Bueno, vale, cuando Alice abandonó a Antoine, y cuando nos fuimos a vivir juntos a la rue Mazarine (la calle en la que Antoine Blondin murió), no os negaré que a veces sufría crisis de angustia. La felicidad es mucho más espantosa que la infelicidad. Haber logrado lo que más deseaba en este mundo me colmó de alegría, y, al mismo tiempo, me hundió en un mar de dudas. ¿Volvería a cometer los mismos errores? ¿Acaso sólo era un romántico cíclico? Ahora que ella estaba conmigo, ¿la deseaba realmente? ¿Me volvería demasiado tierno? ¿Llegaría a aburrirme con ella? ¿Cuándo iba a dejar de comerme el coco de una vez por todas, joder?
Antoine quería matarme, matarla, matarse. Nuestra pareja se levantaba sobre las cenizas de un doble divorcio, como si fuera necesario encarnizarse en dos sacrificios humanos para construir un nuevo amor. Schumpeter lo llamaba la «destrucción creadora», pero Schumpeter era economista, y los economistas raramente son sentimentales. Destruimos dos matrimonios para permanecer juntos, igual que el virus informático absorbe la energía de sus víctimas para poder crecer. La felicidad es algo tan monstruoso que, si no te mata, exigirá que por lo menos cometas algunos asesinatos.
Jean-Georges se ha reunido conmigo en Formentera. Juntos, arreglamos el mundo y visitamos a los peces debajo del mar. Está escribiendo una obra de teatro, así que bebe tanto como yo.
Poema para leer en estado de embriaguez:
En Formentera
fermentarás.
Nos cruzamos con viejas parejas de hippies colgados, que siguen juntos, aquí, desde los años sesenta. ¿Cómo consiguen aguantar tanto tiempo? Me conmueven. Les compro hierba. Con Jean-Georges, empinamos el codo mientras jugamos al billar. Me cuenta sus amores. Acaba de conocer a la mujer de su vida, es feliz, por primera vez.
—Amar: no vivimos para nada más —dice.
—¿Y tener hijos?
—¡Ni hablar! ¿Dar a luz a alguien en semejante mundo? ¡Criminal! ¡Egoísta! ¡Narcisista!
—Yo, a las mujeres, les hago algo mejor que un hijo: les hago un libro —proclamo, levantando el dedo.

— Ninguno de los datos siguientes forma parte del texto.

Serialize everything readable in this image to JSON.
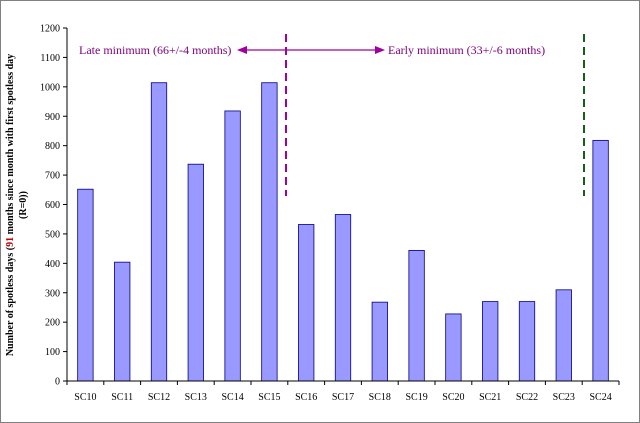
{
  "chart_data": {
    "type": "bar",
    "categories": [
      "SC10",
      "SC11",
      "SC12",
      "SC13",
      "SC14",
      "SC15",
      "SC16",
      "SC17",
      "SC18",
      "SC19",
      "SC20",
      "SC21",
      "SC22",
      "SC23",
      "SC24"
    ],
    "values": [
      652,
      404,
      1014,
      737,
      918,
      1014,
      532,
      566,
      268,
      444,
      228,
      270,
      270,
      310,
      818
    ],
    "ylim": [
      0,
      1200
    ],
    "yticks": [
      0,
      100,
      200,
      300,
      400,
      500,
      600,
      700,
      800,
      900,
      1000,
      1100,
      1200
    ],
    "ylabel_parts": [
      "Number of spotless days (",
      "91",
      " months since month with first spotless day"
    ],
    "ylabel_line2": "(R=0))",
    "annotations": {
      "late_minimum": "Late minimum (66+/-4 months)",
      "early_minimum": "Early minimum (33+/-6 months)"
    },
    "grid": false,
    "legend": "none",
    "colors": {
      "bar_fill": "#9999ff",
      "bar_stroke": "#000080",
      "annotation": "#7b007b",
      "arrow": "#a000a0",
      "dashed_purple": "#a000a0",
      "dashed_green": "#1a5c1a",
      "label_red": "#c00000"
    }
  }
}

Miramos de reojo a la camarera. Está para comérsela, lleva un bolero, su piel mate es ligeramente vellosa, grandes ojos oscuros, cuerpo arqueado, salvaje como una squaw.
—Se parece a Alice —digo—. Si me acostara con ella, sería como serle fiel.
Alice se ha quedado en París, y se reunirá con nosotros dentro de una semana.
Dentro de seis días hará tres años que vivo con ella.